“Nous vous écrivons depuis des écoles cocotte-minute, sur le point d’exploser. Nos écoles vont mal. Les enfants qui y sont accueillis vont mal. Les enseignantes qui accueillent nos enfants vont mal. Nos écoles atteignent des points de craquage, et la bulle de bienveillance et d’apprentissages sereins que devraient représenter les écoles maternelles et élémentaires, est de plus en plus mise à mal”. Ce constat, que partagent les quelque 300 enseignants qui se sont mis en grève ce lundi 5 mai en Isère, est celui que dressent les parents d’élèves délégués de plusieurs établissements de la Villeneuve dans une lettre adressée à la ministre de l’Éducation Élisabeth Borne.

“Les enseignants se changent en gestionnaire du moins pire”

Un malaise qui couve depuis de longs mois déjà dans ce quartier populaire du sud grenoblois où les personnels éducatifs, soutenus par les parents d’élèves, avaient déjà organisé deux rassemblements avant cette journée de grève.

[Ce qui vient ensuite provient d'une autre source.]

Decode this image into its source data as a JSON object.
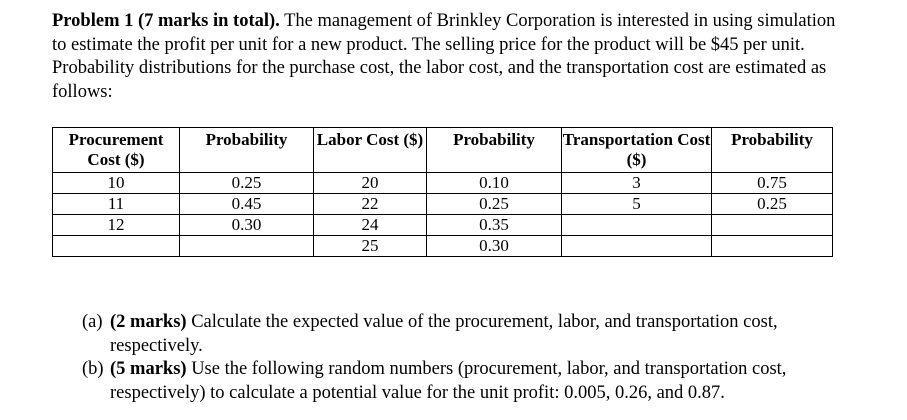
{
  "problem": {
    "heading": "Problem 1 (7 marks in total).",
    "body": "The management of Brinkley Corporation is interested in using simulation to estimate the profit per unit for a new product. The selling price for the product will be $45 per unit. Probability distributions for the purchase cost, the labor cost, and the transportation cost are estimated as follows:"
  },
  "table": {
    "headers": [
      "Procurement Cost ($)",
      "Probability",
      "Labor Cost ($)",
      "Probability",
      "Transportation Cost ($)",
      "Probability"
    ],
    "rows": [
      [
        "10",
        "0.25",
        "20",
        "0.10",
        "3",
        "0.75"
      ],
      [
        "11",
        "0.45",
        "22",
        "0.25",
        "5",
        "0.25"
      ],
      [
        "12",
        "0.30",
        "24",
        "0.35",
        "",
        ""
      ],
      [
        "",
        "",
        "25",
        "0.30",
        "",
        ""
      ]
    ]
  },
  "questions": [
    {
      "label": "(a)",
      "marks": "(2 marks)",
      "text": "Calculate the expected value of the procurement, labor, and transportation cost, respectively."
    },
    {
      "label": "(b)",
      "marks": "(5 marks)",
      "text": "Use the following random numbers (procurement, labor, and transportation cost, respectively) to calculate a potential value for the unit profit: 0.005, 0.26, and 0.87."
    }
  ]
}
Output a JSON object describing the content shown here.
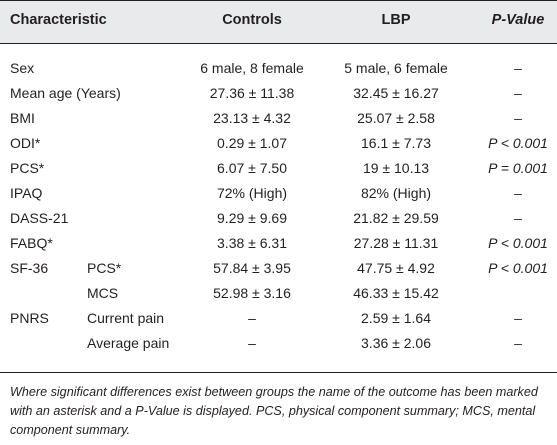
{
  "header": {
    "characteristic": "Characteristic",
    "controls": "Controls",
    "lbp": "LBP",
    "p_value": "P-Value"
  },
  "rows": [
    {
      "label": "Sex",
      "sub": "",
      "controls": "6 male, 8 female",
      "lbp": "5 male, 6 female",
      "p": "–"
    },
    {
      "label": "Mean age (Years)",
      "sub": "",
      "controls": "27.36 ± 11.38",
      "lbp": "32.45 ± 16.27",
      "p": "–"
    },
    {
      "label": "BMI",
      "sub": "",
      "controls": "23.13 ± 4.32",
      "lbp": "25.07 ± 2.58",
      "p": "–"
    },
    {
      "label": "ODI*",
      "sub": "",
      "controls": "0.29 ± 1.07",
      "lbp": "16.1 ± 7.73",
      "p": "P < 0.001"
    },
    {
      "label": "PCS*",
      "sub": "",
      "controls": "6.07 ± 7.50",
      "lbp": "19 ± 10.13",
      "p": "P = 0.001"
    },
    {
      "label": "IPAQ",
      "sub": "",
      "controls": "72% (High)",
      "lbp": "82% (High)",
      "p": "–"
    },
    {
      "label": "DASS-21",
      "sub": "",
      "controls": "9.29 ± 9.69",
      "lbp": "21.82 ± 29.59",
      "p": "–"
    },
    {
      "label": "FABQ*",
      "sub": "",
      "controls": "3.38 ± 6.31",
      "lbp": "27.28 ± 11.31",
      "p": "P < 0.001"
    },
    {
      "label": "SF-36",
      "sub": "PCS*",
      "controls": "57.84 ± 3.95",
      "lbp": "47.75 ± 4.92",
      "p": "P < 0.001"
    },
    {
      "label": "",
      "sub": "MCS",
      "controls": "52.98 ± 3.16",
      "lbp": "46.33 ± 15.42",
      "p": ""
    },
    {
      "label": "PNRS",
      "sub": "Current pain",
      "controls": "–",
      "lbp": "2.59 ± 1.64",
      "p": "–"
    },
    {
      "label": "",
      "sub": "Average pain",
      "controls": "–",
      "lbp": "3.36 ± 2.06",
      "p": "–"
    }
  ],
  "footnote": "Where significant differences exist between groups the name of the outcome has been marked with an asterisk and a P-Value is displayed. PCS, physical component summary; MCS, mental component summary."
}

“Des enfants en situation de handicap sont accueillis dans les classes [et ils y ont pleinement leur place]. Seulement, l’accompagnement dont ils devraient bénéficier est inexistant pour certains, ou très insuffisant pour d’autres. Se crée alors un mal-être profond pour l’enfant accueilli, un mal-être pour les Atsem et les enseignants, un mal-être pour les autres enfants. Les enseignants organisent des trocs d’heures à mettre sur un enfant, plutôt qu’un autre, car l’enjeu à ce stade n’est pas que l’enfant ayant besoin d’accompagnement aille bien, mais comment faire en sorte, que ça n’explose pas dans la classe. Les enseignants se changent en gestionnaire du moins pire. Est-ce cela l’école publique en France ? Où est la promesse d’égalité, de fraternité et de liberté ?” interrogent les parents dans leur lettre en détaillant les situations dans chaque établissement.

“La vitrine ne tient plus. Tout se fissure”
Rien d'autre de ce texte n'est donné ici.